The defendants were both of previous good character. Massivi was 62 and Hodge 56. Massivi had been a member of a WhatsApp group where lawful adult pornography was shared. He received three videos from a member of the group which showed: an adult female engaged in penetrative activity with two children (count 1); bestiality (count 2); and a young girl performing oral sex on an adult male (count 3). Massivi had not requested these videos, but he did distribute two of them. The first (count 1) he sent to five different people. He sent the count 3 video to Hodge, as well as two other people. He later deleted all three videos from his phone.

Hodge’s response to receiving that video was to send it on to another 17 people, including her sister, a serving police officer. Hodge noted her post: Sorry had to send this. It’s so sad that this person would put this out. Please post this and let’s hope he gets life. She then sent a supplemental message to her sister, saying It’s so bad. Dido sent this to me last night. Could you find out if it’s been reported? One of the recipients of the message from Hodge was so appalled that she reported it to the police.

At sentence, the judge heard oral evidence from probation as to the defendants’ ability to perform unpaid work. A psychiatric report upon Hodge had been served, which stated that she had suffered psychological distress following the death of her parents four years earlier, and that she was suffering from a mild to moderate episode of depressive disorder, linked to anxiety disorder and panic disorder. The expert concluded that it was likely that Hodge had experienced a panic episode after viewing the images, which had impaired her cognition and judgement, and led to increased impulsivity and disinhibition. So far as Massivi was concerned, there was no reason for him to have sent the videos to others, though the Crown did not contend that he had a particular sexual interest in images of this type.

Both defence counsel submitted that in the particular circumstances of this case, it would not be appropriate for the Court to apply the sentencing guideline applicable to distribution offences. The starting point for distribution of Category A images is 3 years imprisonment, with a range of 2 to 5 years. It was submitted that the guideline for possession offences would be more appropriate (starting point of 12 months, and a range of 26 weeks to 3 years). The prosecution did not dissent from this approach but made it clear that they contended that the custody threshold had been crossed in each case, pointing out that both the distribution and possession guidelines indicated custodial sentences. It was for the judge to form his own view as to the appropriate sentence. The Imposition guideline was referred to – even where the custody threshold has been passed, the court must still consider whether a custodial sentence is unavoidable.

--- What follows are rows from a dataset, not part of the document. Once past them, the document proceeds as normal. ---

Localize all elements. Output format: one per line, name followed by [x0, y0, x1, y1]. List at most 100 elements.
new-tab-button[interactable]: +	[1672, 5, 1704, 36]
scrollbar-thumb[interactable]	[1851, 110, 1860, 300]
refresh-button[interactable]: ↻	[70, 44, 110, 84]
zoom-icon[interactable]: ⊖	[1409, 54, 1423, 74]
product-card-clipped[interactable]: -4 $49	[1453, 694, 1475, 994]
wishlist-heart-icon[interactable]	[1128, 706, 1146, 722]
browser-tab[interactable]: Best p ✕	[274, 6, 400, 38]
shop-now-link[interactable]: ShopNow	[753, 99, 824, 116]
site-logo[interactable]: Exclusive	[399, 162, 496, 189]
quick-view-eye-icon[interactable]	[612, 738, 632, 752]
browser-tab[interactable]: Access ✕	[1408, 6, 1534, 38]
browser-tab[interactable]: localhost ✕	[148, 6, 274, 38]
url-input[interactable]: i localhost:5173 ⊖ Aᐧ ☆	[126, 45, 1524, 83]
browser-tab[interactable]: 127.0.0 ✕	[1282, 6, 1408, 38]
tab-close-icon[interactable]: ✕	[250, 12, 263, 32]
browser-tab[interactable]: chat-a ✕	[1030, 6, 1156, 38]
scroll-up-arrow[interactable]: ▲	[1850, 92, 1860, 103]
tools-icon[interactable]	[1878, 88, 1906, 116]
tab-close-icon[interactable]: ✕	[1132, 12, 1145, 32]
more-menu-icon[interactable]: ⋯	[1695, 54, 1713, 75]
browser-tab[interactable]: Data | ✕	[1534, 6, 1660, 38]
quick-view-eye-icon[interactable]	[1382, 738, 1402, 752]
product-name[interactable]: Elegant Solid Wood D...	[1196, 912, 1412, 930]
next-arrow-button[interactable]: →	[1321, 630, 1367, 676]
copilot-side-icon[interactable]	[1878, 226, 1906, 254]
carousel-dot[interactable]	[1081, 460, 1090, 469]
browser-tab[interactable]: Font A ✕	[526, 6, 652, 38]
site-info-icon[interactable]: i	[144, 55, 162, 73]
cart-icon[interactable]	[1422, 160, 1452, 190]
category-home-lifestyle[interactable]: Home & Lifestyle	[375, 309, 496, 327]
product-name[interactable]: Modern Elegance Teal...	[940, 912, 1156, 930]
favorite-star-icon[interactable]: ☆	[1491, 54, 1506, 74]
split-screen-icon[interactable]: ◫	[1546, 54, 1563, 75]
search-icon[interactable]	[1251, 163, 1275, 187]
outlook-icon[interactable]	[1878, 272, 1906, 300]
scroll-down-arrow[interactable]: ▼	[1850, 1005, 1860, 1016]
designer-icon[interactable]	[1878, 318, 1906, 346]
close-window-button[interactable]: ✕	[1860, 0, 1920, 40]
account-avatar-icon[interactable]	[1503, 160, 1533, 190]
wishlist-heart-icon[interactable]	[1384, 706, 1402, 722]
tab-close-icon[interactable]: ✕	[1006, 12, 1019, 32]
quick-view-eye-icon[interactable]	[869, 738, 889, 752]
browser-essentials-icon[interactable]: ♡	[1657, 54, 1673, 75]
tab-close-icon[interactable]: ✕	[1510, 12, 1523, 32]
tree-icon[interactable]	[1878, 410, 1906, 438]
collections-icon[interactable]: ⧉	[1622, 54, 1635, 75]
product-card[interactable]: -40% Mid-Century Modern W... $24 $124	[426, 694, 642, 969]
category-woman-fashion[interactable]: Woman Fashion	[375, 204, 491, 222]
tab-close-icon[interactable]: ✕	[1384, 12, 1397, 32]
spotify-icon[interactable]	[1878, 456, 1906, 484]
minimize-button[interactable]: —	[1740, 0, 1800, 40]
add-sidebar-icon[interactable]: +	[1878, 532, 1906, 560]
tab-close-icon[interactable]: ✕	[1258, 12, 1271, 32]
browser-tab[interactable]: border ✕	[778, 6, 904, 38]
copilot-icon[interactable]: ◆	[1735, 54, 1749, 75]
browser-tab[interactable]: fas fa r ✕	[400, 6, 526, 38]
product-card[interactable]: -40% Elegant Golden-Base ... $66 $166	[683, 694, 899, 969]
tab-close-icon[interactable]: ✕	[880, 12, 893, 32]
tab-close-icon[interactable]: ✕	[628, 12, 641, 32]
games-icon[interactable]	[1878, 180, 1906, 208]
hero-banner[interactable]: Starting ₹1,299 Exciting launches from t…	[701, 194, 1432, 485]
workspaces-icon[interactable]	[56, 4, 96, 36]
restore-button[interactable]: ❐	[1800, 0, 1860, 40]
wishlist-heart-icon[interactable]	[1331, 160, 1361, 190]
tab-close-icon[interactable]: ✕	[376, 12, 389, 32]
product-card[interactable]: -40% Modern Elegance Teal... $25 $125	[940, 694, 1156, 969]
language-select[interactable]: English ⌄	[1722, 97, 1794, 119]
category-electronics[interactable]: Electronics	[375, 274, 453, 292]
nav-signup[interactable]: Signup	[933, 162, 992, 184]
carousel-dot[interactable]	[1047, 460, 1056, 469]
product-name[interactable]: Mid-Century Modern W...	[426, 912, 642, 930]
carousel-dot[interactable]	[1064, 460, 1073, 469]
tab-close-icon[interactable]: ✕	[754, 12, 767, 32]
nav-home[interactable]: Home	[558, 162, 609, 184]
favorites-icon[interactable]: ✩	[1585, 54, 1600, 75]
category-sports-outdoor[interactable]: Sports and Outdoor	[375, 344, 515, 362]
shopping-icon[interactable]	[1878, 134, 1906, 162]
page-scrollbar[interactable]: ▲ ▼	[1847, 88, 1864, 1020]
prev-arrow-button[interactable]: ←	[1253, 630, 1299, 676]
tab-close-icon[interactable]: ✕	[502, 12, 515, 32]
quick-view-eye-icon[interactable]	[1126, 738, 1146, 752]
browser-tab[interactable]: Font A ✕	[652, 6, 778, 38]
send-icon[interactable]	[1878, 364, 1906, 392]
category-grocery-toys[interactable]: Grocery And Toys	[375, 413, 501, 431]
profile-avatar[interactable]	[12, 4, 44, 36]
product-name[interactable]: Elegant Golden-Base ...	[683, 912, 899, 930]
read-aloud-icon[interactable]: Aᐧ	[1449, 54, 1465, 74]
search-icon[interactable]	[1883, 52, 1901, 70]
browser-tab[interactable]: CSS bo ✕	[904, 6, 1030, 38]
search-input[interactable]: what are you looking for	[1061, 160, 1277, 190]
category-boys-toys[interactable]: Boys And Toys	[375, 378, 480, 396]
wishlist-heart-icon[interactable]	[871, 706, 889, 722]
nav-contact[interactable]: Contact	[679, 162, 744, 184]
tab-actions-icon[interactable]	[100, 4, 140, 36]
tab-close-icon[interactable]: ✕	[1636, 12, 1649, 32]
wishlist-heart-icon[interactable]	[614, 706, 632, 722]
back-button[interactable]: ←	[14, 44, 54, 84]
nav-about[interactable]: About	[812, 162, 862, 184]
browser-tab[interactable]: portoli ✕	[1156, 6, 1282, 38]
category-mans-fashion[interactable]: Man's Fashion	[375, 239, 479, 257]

Sentencing, the judge effectively made it clear that it would be contrary to the interests of justice to apply the distribution guideline. So far as Hodge was concerned, her case was as far removed as anyone could imagine from the sort of case contemplated by the distribution guideline.


Judgement was given by Holroyde LJ. The Court agreed that this was an unusual case. Massivi had not asked to receive the videos, and the video in count 3 was sent to Hodge with the intention that she pass it to her sister, to bring to the attention of the police. Hodge’s motive for distribution was similar, and she had mental health issues. Neither had any sexual interest in the videos, and this feature made the case unusual. The judge had found that both were disgusted by the images.

It was submitted for the Solicitor General that if the Sentencing Council had intended lack of sexual motive to be a factor reducing seriousness of the distribution offence, it would have said so in the guideline.

The Court held that it would be wrong to treat an absence of sexual interest in indecent images of children as being, without more, a reason why a court should treat a distribution offence as if it were a possession offence. Sentencing always requires a careful assessment of all the facts and circumstances of the particular case. Under s125(1) Coroners and Justice Act 2009 the court is under a duty to apply the guideline, unless satisfied that it would be contrary to the interests of justice to do so. The judge had been entitled to depart from the distribution guideline. So far as Hodge was concerned, leniency was appropriate and his departure from the guideline was approved. Massivi was in a more serious position. The total custodial term (18 months) was not far below the range set by the distribution guideline. He was fortunate to have had it suspended, but the unusual circumstances of the case justified leniency. These sentences were not therefore unduly lenient.


It is said so often in mitigation that guidelines are just that – for guidance. Here is an example of a judge fairly assessing the culpability of each defendant and being prepared to depart from the guidelines. In many cases a defendant’s role or culpability does not fit comfortably within a particular category, and so it is always worth considering whether to submit that a lower category would in fact be not only fairer, but appropriate.